Loneliness, poor eating habits, and hormone changes were all cited as possible
reasons why this might be true. Night shift workers also tend to exercise
less, and are more likely to run sleep deficits. A couple of the studies I've
read said hormone changes can be permanent in those who worked nights for 5+
years. (Melatonin is the obvious hormone affected, but there were other
hormone changes as well.) The fact that many people are unable to stay on a
nocturnal schedule, and switch back and forth between days and nights (to see
friends and family on weekends, perhaps) makes it even worse, health-wise. The
changes are stressful on your body.

Most of the studies had participants that were probably quite unhappy about
their late shifts, but had to do so out of necessity and not choice. [And they
may have also picked up fast food on their way to work every night, for all I
know.] So...if you're more productive and happier at night - and you eat
properly and exercise - I guess you would only have to worry about the hormone
changes...?

It's been 5-6 years since I've actively monitored the research, so I'm not
sure if there have been any major new findings recently. Check Medline or
something.

------
pasbesoin
Without going into the larger picture, if you do continue this I'd suggest
taking good size doses of Vitamin D. In the last few years, research has been
emphasizing the benefits on numerous fronts, including for mood and sense of
well being.

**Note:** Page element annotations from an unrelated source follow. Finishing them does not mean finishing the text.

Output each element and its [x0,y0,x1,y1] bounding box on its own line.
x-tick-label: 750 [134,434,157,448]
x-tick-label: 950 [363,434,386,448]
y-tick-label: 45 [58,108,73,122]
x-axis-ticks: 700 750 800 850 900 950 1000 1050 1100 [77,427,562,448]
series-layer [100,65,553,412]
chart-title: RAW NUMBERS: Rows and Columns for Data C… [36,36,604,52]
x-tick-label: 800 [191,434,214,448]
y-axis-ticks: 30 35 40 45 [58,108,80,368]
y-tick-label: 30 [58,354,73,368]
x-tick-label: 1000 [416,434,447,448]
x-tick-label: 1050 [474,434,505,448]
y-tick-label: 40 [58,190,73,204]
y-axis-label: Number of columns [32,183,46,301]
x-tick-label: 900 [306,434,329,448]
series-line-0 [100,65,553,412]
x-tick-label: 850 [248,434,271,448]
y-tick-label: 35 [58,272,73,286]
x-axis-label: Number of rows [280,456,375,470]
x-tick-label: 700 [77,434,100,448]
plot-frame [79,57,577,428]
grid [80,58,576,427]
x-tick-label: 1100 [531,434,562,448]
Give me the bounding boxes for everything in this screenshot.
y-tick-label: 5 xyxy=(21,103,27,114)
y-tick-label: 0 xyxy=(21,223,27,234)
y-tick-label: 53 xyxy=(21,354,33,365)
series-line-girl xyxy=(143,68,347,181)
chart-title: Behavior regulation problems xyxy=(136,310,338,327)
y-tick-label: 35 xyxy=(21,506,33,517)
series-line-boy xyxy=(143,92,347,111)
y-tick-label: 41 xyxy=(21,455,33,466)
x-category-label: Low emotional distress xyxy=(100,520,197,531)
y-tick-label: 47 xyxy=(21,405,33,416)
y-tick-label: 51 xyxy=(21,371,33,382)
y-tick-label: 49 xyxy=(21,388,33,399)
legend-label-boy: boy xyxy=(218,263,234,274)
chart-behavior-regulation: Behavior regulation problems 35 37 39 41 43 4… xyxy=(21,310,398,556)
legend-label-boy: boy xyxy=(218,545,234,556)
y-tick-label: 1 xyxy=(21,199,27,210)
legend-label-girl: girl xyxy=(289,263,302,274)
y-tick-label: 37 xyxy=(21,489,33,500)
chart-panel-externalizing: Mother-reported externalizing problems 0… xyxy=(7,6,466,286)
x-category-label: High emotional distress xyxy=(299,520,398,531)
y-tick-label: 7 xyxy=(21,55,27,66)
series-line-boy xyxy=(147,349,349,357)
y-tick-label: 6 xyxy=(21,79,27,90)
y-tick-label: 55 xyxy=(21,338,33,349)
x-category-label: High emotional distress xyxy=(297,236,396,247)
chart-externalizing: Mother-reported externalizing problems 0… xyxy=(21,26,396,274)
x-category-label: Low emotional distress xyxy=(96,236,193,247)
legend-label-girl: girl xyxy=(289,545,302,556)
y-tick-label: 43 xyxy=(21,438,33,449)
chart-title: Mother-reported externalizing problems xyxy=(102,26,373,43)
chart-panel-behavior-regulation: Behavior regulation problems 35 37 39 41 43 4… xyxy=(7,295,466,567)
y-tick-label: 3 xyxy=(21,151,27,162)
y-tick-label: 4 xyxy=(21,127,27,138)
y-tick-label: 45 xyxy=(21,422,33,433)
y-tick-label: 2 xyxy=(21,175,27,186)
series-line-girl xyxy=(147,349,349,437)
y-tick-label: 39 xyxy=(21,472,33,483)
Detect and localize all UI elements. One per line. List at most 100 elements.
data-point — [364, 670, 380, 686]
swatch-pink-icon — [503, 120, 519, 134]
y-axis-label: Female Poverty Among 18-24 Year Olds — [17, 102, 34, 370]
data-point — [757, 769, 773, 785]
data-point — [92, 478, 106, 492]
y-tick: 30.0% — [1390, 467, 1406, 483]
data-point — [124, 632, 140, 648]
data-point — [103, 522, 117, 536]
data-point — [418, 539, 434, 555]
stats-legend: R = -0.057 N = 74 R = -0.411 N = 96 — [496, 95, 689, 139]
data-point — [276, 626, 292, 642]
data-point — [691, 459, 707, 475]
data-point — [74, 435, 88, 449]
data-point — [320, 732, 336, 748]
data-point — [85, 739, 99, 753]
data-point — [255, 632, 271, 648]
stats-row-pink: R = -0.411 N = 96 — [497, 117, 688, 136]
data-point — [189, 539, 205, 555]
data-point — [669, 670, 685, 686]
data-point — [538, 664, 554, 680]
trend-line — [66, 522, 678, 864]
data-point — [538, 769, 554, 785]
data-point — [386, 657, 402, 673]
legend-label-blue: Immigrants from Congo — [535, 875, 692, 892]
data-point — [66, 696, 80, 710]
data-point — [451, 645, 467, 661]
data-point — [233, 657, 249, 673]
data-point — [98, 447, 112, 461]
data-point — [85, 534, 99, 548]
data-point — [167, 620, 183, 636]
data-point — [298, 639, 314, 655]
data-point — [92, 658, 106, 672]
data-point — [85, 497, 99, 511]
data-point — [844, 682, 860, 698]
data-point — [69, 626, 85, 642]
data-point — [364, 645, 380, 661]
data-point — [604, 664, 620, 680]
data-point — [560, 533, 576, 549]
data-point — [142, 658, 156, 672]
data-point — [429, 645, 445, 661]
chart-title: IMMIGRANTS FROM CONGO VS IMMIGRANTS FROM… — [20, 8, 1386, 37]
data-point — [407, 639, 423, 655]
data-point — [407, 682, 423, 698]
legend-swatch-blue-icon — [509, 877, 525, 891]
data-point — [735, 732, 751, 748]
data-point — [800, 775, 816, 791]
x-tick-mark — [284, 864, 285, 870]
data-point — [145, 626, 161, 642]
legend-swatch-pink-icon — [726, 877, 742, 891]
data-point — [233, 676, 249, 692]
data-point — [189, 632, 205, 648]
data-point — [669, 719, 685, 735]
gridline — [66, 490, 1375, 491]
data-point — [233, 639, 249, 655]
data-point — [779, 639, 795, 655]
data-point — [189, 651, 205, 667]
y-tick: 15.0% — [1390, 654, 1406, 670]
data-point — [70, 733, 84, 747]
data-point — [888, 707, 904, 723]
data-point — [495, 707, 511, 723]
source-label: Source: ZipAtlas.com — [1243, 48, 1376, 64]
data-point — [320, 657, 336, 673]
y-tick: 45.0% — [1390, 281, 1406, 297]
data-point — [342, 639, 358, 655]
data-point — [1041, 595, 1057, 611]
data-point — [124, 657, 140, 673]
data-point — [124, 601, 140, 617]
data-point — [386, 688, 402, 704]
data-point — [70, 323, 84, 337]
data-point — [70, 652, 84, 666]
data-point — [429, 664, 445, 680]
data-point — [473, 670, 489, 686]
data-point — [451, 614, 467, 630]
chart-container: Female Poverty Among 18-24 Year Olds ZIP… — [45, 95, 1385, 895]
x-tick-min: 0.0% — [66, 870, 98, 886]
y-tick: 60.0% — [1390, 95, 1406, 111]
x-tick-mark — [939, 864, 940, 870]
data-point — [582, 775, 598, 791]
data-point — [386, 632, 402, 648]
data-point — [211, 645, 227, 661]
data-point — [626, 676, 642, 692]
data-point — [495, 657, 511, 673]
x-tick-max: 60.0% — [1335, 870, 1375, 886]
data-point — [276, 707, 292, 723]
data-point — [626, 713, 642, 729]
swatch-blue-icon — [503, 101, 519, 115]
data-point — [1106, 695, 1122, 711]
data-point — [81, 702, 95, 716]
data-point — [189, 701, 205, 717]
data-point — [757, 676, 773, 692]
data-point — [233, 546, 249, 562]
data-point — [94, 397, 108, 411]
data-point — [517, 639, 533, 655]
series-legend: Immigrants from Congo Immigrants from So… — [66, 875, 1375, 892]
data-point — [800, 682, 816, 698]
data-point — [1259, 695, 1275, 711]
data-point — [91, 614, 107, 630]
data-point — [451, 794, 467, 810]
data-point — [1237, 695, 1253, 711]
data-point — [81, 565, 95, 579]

If your schedule is shifted this much and most of your time is
spent in the environment you describe, your body may not be making enough
vitamin D on its own.

And get the D3 form; it is supposed to be more bio-active. It's "dirt" cheap;
affordable even on a student budget.

------
workhorse
I haven't found any bad effects on my end yet. I make sure to work out daily
though, minimum 30 mins.

I sleep from 5am until 10am, and then get back to it. Seems to work well for
me.

------
quizbiz
I worry that I only like the night because of the isolation it enduces.